The author of the Letter to the Hebrews would never have had this thought. The Letter to Hebrews is a very practical, common-sense, homily about baptism and the life that one must lead in order to be faithful to the Baptismal Covenant. The Letter to the Hebrews says the same kinds of things about Baptism that the first reading says about the Covenant with Moses. Commenting on the faith of the Israelites while they waited for God to deliver them from bondage in Egypt, the book of Wisdom says they had “sure knowledge of the oaths in which they put their faith.” (Wis 18:6) That is to say, the Israelites had remained faithful to God, and were certain that God would be faithful to them. They weren’t wishing for something in the future; rather, they had certainty and security based on their own fidelity to God’s will.

The line from Hebrews says, literally, “Faith is the reality of those things for which we hope; it is the proof of deeds not seen.” If we were to put the Letter’s words into Standard English we might say, “Having faith means that we lead lives founded on the forgiveness that comes from God; it (faith), is our public witness that we trust in the promised effects of God’s saving deeds.”

This isn’t about wishing for something, or desiring some particular outcome from God. This passage of Scripture is saying that faith is our public statement that we trust in the salvation and forgiveness that comes only from God; it is testimony to our trust in the efficacy of God’s actions. Rather than a future oriented definition of how to get things we wish we had, this is a working definition based on the real-life experience of being faithful to the Baptismal Covenant with God.

These are two distinct, and unrelated, versions of what it means to be in relationship with God. The first (faith as wishing for a particular outcome), portrays God as being something like the Lottery or Powerball games. In this definition of faith we go to the altar of worship, do our obeisance, and hope for the fulfillment of our wishes. If our number doesn’t come up, we go back the next time, and try again.

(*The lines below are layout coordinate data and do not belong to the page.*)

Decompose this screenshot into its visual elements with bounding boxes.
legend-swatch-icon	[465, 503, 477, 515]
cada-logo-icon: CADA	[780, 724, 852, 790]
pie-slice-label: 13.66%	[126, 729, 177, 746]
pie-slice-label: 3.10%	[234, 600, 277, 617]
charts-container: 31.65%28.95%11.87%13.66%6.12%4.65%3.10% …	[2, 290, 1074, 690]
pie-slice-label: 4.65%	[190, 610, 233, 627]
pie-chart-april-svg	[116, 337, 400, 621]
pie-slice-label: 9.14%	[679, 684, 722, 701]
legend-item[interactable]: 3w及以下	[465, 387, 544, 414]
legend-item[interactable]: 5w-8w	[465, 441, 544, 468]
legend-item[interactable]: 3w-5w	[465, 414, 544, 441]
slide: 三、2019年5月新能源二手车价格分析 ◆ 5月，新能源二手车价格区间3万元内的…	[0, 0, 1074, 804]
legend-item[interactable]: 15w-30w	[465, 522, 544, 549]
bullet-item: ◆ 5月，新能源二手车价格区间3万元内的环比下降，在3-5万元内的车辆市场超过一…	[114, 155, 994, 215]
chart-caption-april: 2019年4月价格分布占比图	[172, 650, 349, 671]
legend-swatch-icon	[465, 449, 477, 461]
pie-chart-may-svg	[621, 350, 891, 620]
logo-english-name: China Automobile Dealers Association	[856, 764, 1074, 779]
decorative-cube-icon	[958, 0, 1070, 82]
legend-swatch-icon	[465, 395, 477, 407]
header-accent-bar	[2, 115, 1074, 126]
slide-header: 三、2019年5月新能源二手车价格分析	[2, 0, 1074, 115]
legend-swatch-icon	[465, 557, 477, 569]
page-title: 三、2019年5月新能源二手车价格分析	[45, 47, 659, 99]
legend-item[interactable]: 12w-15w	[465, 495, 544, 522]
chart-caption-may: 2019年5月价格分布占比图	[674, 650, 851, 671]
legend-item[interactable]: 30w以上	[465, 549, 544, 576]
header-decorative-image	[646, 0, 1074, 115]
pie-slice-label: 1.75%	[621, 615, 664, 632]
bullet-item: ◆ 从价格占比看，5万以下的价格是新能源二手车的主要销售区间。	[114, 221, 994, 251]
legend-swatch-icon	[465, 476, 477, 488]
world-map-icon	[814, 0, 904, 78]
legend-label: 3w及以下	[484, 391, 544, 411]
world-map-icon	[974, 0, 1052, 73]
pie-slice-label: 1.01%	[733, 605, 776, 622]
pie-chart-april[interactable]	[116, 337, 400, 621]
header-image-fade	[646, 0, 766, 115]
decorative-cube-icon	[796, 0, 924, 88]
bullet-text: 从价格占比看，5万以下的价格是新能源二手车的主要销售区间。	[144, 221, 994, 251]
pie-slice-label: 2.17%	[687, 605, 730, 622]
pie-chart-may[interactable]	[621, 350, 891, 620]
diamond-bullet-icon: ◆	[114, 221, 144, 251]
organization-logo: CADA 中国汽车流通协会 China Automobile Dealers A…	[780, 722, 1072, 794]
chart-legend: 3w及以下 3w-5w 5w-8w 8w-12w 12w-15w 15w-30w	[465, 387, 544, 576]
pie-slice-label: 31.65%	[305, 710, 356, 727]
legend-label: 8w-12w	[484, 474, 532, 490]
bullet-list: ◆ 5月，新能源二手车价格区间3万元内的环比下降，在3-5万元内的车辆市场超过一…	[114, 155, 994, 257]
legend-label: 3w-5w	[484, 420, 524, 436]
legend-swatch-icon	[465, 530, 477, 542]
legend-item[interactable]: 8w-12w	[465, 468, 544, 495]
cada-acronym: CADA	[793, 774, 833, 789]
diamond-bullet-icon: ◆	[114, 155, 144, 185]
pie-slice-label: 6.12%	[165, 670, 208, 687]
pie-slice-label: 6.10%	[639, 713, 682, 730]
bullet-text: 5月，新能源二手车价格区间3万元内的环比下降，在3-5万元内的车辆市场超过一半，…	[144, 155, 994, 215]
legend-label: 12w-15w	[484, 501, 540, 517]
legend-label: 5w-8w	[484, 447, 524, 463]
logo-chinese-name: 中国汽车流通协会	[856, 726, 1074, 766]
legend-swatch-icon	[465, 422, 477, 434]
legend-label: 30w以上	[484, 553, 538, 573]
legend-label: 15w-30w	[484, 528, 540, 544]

While there are many who view God in this fashion, this isn’t God, at least, not the God who reveals himself in the Scriptures. Faith isn’t the same as gambling. The insecurity that so many people feel about their faith is the direct result of the fact that their faith is more like a bet than a commitment. Many people are willing to wager a few Communions and Commandments in order to get what they want; fewer are willing to commit to Holy Communion and the Commandments as a public testimony about how to live.

The second view of God, the one that the author of Hebrews describes based on his personal experience, is a God who has already acted on humanity’s behalf. There isn’t more to be gotten from God than what God has already offered, namely, God’s Son. In this definition of faith, we bring to the Altar our daily experience of having been faithful to the Lord’s teachings; we give thanks, and we know (through faith), that God’s offer of salvation has changed the course of our lives and human history. Real, biblical faith provides the security and serenity that derives from knowing God, knowing God’s will and knowing that one has been faithful to God’s will.

Faith is living a particular type of life, a life that gives evidence of an on-going relationship with the God who is revealed in the Scriptures. The Baptismal homily in the Letter to the Hebrews cited the example of Abraham and Sarah, who trusted in God’s promise that they would have a child in their old age. The Letter said that, because of their faith, “God is not ashamed to be called their God.” (Heb 11:16)

What better compliment could be paid to anyone, than to say “God is not ashamed to be called their God”? That blessed and privileged state can be ours when our lives proclaim publicly that we are not ashamed to call God our God. This is what the Letter to the Hebrews defines as faith, namely, a life that is clear testimony to God’s saving deeds.